Maybe there's something in the water, but I was pretty impressed with my own times in this short evening session, which kicked off with a 5:30pm warmup and a 6:00pm start. I swam three events in about 75 minutes.


50 Back

  • Masters Best – 30.01 (2013, age 46)

  • 50+ Best – 31.04 (December 2022, IM Fast)

  • Result – 31.28

  • Reaction -

    • Historically, I don't do this race often; this is only the 10th time I have swum it over the last 26 years as a Masters swimmer. And I only entered this as a warmup race for my 400 IM. But, it was still my fourth best performance ever (30.01, 31.04, 31.24 being the faster times). And, I did practically everything wrong.

    • They didn't have backstroke wedges, so my already piss-poor start was worse than ever.

    • The one confounding "bug" (definitely not a feature) of this pool is that the bulkhead wall is just solid grey with no cross on it, so it was very disorienting on the turn and I flipped too far from the wall, getting almost no pushoff.

    • Then, I also miscounted and glided into the finish.

    • The actual swimming part felt good.


400 IM

  • Masters Best – 4:46.48 (2013, age 46)

  • 50+ Best – 5:02.05 (November 2017, age 50)

  • Result – 5:01.92

  • Reaction -

    • I was shocked with the time on the clock. I have been hovering at 5:02-low at my taper meets in 2022 (5:02.33) and 2025 (5:02.46), but ranged from 5:06.48 to 5:14.04 at "in-season" meets since moving to the UK. It certainly didn't feel that fast.

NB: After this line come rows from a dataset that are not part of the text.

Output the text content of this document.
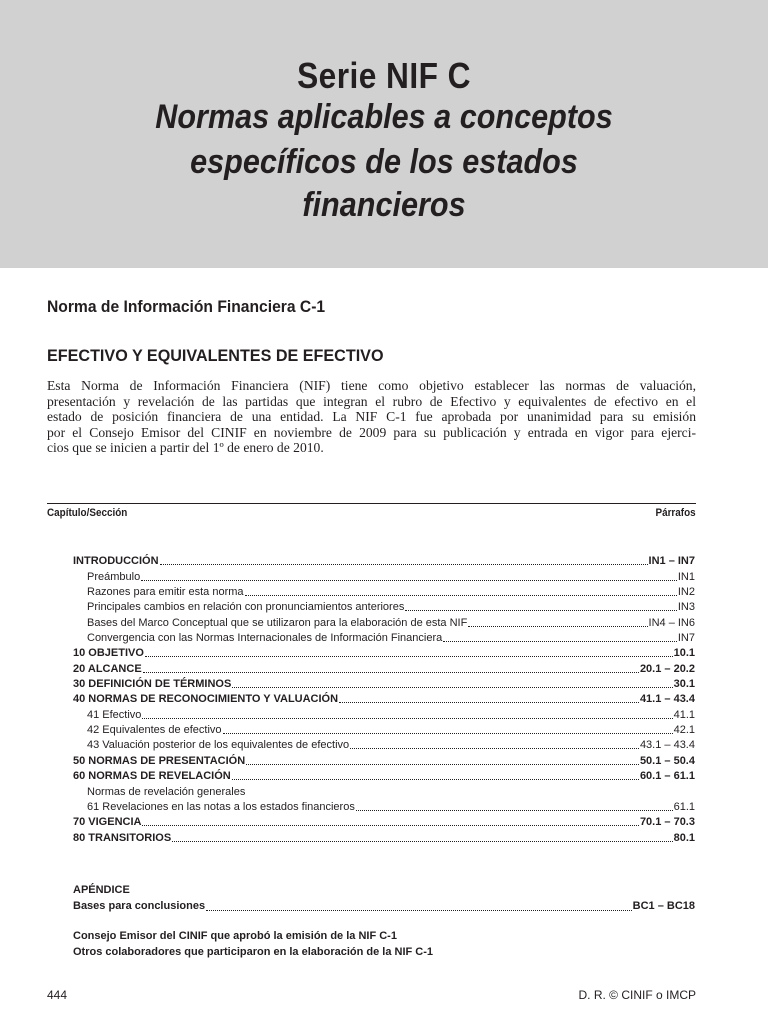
Serie NIF C
Normas aplicables a conceptos
específicos de los estados
financieros
Norma de Información Financiera C-1
EFECTIVO Y EQUIVALENTES DE EFECTIVO
Esta Norma de Información Financiera (NIF) tiene como objetivo establecer las normas de valuación,
presentación y revelación de las partidas que integran el rubro de Efectivo y equivalentes de efectivo en el
estado de posición financiera de una entidad. La NIF C-1 fue aprobada por unanimidad para su emisión
por el Consejo Emisor del CINIF en noviembre de 2009 para su publicación y entrada en vigor para ejerci-
cios que se inicien a partir del 1º de enero de 2010.
Capítulo/Sección	Párrafos
INTRODUCCIÓN	IN1 – IN7
Preámbulo	IN1
Razones para emitir esta norma	IN2
Principales cambios en relación con pronunciamientos anteriores	IN3
Bases del Marco Conceptual que se utilizaron para la elaboración de esta NIF	IN4 – IN6
Convergencia con las Normas Internacionales de Información Financiera	IN7
10 OBJETIVO	10.1
20 ALCANCE	20.1 – 20.2
30 DEFINICIÓN DE TÉRMINOS	30.1
40 NORMAS DE RECONOCIMIENTO Y VALUACIÓN	41.1 – 43.4
41 Efectivo	41.1
42 Equivalentes de efectivo	42.1
43 Valuación posterior de los equivalentes de efectivo	43.1 – 43.4
50 NORMAS DE PRESENTACIÓN	50.1 – 50.4
60 NORMAS DE REVELACIÓN	60.1 – 61.1
Normas de revelación generales
61 Revelaciones en las notas a los estados financieros	61.1
70 VIGENCIA	70.1 – 70.3
80 TRANSITORIOS	80.1
APÉNDICE
Bases para conclusiones	BC1 – BC18
Consejo Emisor del CINIF que aprobó la emisión de la NIF C-1
Otros colaboradores que participaron en la elaboración de la NIF C-1
444	D. R. © CINIF o IMCP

    • I swam this with my usual strategy - try to sleep through the fly, and then try to negative split each other stroke. I felt strong through the backstroke, but was gassed enough that I couldn't do an underwater pullout (the best part of my breaststroke) off that back-to-breast bucket turn. I managed to do abbreviated pullouts for the rest of the 100, but was struggling mightily. By the time I got to the freestyle, I was breathing left, right and center, had almost zero leg power and felt like I thrashed the whole last 100. The splits don't look as bad as it felt ...

    • ... but this was a very encouraging result. Until I turned 50, going sub-5:00 was a routine outing for me (e.g., I was 4:52.09 at age 49) and I still have a dream I can get back under. To swim this time without any taper and a relatively short focused training period since Canadian Nationals gives me a lot of confidence I can do so.

    • Speaking of Canada, technically I lowered my own 55-59 Canadian Masters National record with this swim (vs my 5:02.33 from 2022) and I was also well under the British record of 5:07.81 for this age group. But, since I'm not British, I can't hold their record ... and since I wasn't competing for my Canadian team, I can't apply for this to be considered back there.

    • I'm going to need to do some strategizing as to what meets I swim and which club I'm registered with next year when I age up to 60-64.


50 fly

  • Masters Best – 27.62 (2010, age 43)

  • 50+ Best – 28.69 (November 2017, age 50)

  • Result – 28.90

  • Reaction -

    • This is a race I swim far more often, this being the 19th time in my masters career and my time being 7th faster ever and 3rd fastest "Age 50+" swim. Of my three swims, this was the best executed and it was great to dip under 29.


A few parting thoughts in no particular order:

  • I have never come across a pool more convenient to a train station than this one - literally a three minute walk. Given the bonus of the Avanti West Coast train, one of the most comfortable coaches in my experience, servicing Stockport from London's Euston station means I'll gladly make the two-ish hour journey to race here again.

  • What my results are showing me is that my training approach of late - far more focused on fast. high-quality versus volume - is paying off. I also feel that my attention to technique on the fly (I'm trying to envision Gretchen Walsh's entry with Summer McIntosh's under pull as my 'platonic ideal' of a butterfly stroke) is working.

  • With that said, racing the 400 IM long course at European Masters in about five weeks will be a whole different beast, so I will start to amp up the distance of my fast repeats from 50s to 100s.